Ask for a plan summary before edits
Even though the skill already pushes planning, explicitly require a short implementation plan with:
- files to create or modify
- auth methods to enable
- env vars needed
- migration steps
- testing checklist
This catches mismatches early and makes the create-auth-skill guide more reliable in team settings.
Be explicit about migration constraints
A common failure mode is replacing existing auth too aggressively. If you have current auth code, tell the agent what must remain temporarily, what cannot break, and whether you want side-by-side migration. This changes the implementation strategy more than most users expect.
Improve prompts with route and UI expectations
If you want usable output, specify whether you need:
- auth API handlers only
- middleware or route guards
- sign-in and sign-up pages
- account management pages
- server-side session checks
- client-side hooks or helpers
Without that, the skill may produce a technically correct but incomplete auth setup.
Verify framework detection before trusting generated code
Because the skill relies on repository scanning, multi-app repos and unusual folder layouts can confuse detection. In monorepos, tell the agent which app directory to target. If not, it may read the wrong package.json, wrong lockfile, or wrong framework config and generate mismatched commands.
Use official docs for final syntax checks
The skill itself points to https://better-auth.com/docs. Use that for final provider syntax, adapter options, and framework-specific details. The best workflow is to use create-auth-skill for decision flow and project adaptation, then cross-check exact implementation details against the docs.
Iterate after first output with targeted corrections
Do not just say “fix it.” After the first pass, give precise feedback such as:
- “Keep Drizzle, do not switch ORM.”
- “Use GitHub OAuth only; remove email/password.”
- “Protect only
/app/*, not marketing routes.” - “Match my existing UI components instead of creating standalone pages.”
Targeted corrections help the skill converge quickly because the overall auth scaffold is usually close; the remaining issues are integration details.
Watch the common weak spots
The most likely places to review manually are:
- environment variable names and missing secrets
- callback URLs for OAuth providers
- database adapter choice
- route placement in framework-specific folders
- middleware scope
- session checks in server versus client code
These are the spots where even a good create-auth-skill usage flow can still need human confirmation.

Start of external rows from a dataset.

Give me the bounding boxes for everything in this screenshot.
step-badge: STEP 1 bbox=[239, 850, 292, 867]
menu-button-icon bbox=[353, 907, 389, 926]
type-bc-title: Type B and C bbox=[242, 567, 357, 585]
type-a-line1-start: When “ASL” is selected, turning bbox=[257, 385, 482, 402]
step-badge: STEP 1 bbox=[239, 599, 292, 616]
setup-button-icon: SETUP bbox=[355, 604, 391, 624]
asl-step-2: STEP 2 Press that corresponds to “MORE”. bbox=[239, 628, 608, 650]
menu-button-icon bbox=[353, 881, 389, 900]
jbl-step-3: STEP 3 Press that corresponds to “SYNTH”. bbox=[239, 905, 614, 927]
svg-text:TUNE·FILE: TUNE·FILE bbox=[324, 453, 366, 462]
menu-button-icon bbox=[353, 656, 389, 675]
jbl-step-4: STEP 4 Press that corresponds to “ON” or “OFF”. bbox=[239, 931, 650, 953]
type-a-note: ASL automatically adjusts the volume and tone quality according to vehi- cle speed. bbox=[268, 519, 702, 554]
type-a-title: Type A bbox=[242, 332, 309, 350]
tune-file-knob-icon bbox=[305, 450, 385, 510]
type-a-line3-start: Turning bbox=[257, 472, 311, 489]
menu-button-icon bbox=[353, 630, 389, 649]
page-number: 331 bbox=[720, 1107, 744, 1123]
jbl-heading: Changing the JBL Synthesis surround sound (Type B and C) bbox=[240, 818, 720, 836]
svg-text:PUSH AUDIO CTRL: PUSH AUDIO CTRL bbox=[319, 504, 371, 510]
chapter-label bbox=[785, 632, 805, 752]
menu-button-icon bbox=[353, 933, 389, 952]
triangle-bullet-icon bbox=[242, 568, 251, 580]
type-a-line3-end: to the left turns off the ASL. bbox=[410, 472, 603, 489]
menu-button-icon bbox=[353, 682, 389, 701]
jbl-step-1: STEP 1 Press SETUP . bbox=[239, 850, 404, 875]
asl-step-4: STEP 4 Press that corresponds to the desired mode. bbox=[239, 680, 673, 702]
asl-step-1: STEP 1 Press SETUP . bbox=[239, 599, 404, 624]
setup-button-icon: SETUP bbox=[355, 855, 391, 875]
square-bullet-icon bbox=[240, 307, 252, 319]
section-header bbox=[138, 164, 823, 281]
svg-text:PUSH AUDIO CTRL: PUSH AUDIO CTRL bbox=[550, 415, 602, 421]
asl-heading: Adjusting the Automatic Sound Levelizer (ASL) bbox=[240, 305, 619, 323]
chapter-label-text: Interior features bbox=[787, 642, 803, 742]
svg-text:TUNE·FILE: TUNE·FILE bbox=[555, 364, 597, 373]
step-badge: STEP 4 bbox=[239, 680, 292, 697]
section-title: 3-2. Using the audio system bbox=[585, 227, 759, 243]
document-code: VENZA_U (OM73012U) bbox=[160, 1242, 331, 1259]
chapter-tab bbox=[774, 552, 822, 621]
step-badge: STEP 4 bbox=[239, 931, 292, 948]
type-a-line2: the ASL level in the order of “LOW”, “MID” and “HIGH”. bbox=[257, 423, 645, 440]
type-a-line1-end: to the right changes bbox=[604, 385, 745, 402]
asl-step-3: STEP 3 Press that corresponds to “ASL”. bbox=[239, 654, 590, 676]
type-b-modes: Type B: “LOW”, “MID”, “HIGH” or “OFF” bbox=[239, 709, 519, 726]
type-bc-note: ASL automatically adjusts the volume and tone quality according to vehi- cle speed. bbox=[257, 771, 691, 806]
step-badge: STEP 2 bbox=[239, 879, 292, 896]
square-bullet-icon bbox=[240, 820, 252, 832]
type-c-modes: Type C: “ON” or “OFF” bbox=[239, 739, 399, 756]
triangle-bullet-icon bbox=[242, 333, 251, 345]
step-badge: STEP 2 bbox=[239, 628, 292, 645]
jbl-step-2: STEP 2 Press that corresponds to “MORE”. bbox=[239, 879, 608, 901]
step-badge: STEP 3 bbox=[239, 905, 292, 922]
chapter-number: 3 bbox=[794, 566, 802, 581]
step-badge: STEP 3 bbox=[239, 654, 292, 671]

Improve team adoption with a standard prompt template
If multiple developers will use the skill, create an internal prompt template that always includes stack, app path, auth methods, migration status, and protected route scope. Standardized prompts make results more predictable and reduce repeated planning back-and-forth.
How to judge whether create-auth-skill is working well
A good result from create-auth-skill is not just “files were generated.” It should:
- match your actual framework and package manager
- preserve intentional project conventions
- list required env vars clearly
- explain database and provider setup steps
- leave you with a testable auth flow, not only code fragments
That is the right bar for deciding whether to keep using the skill in production workflows.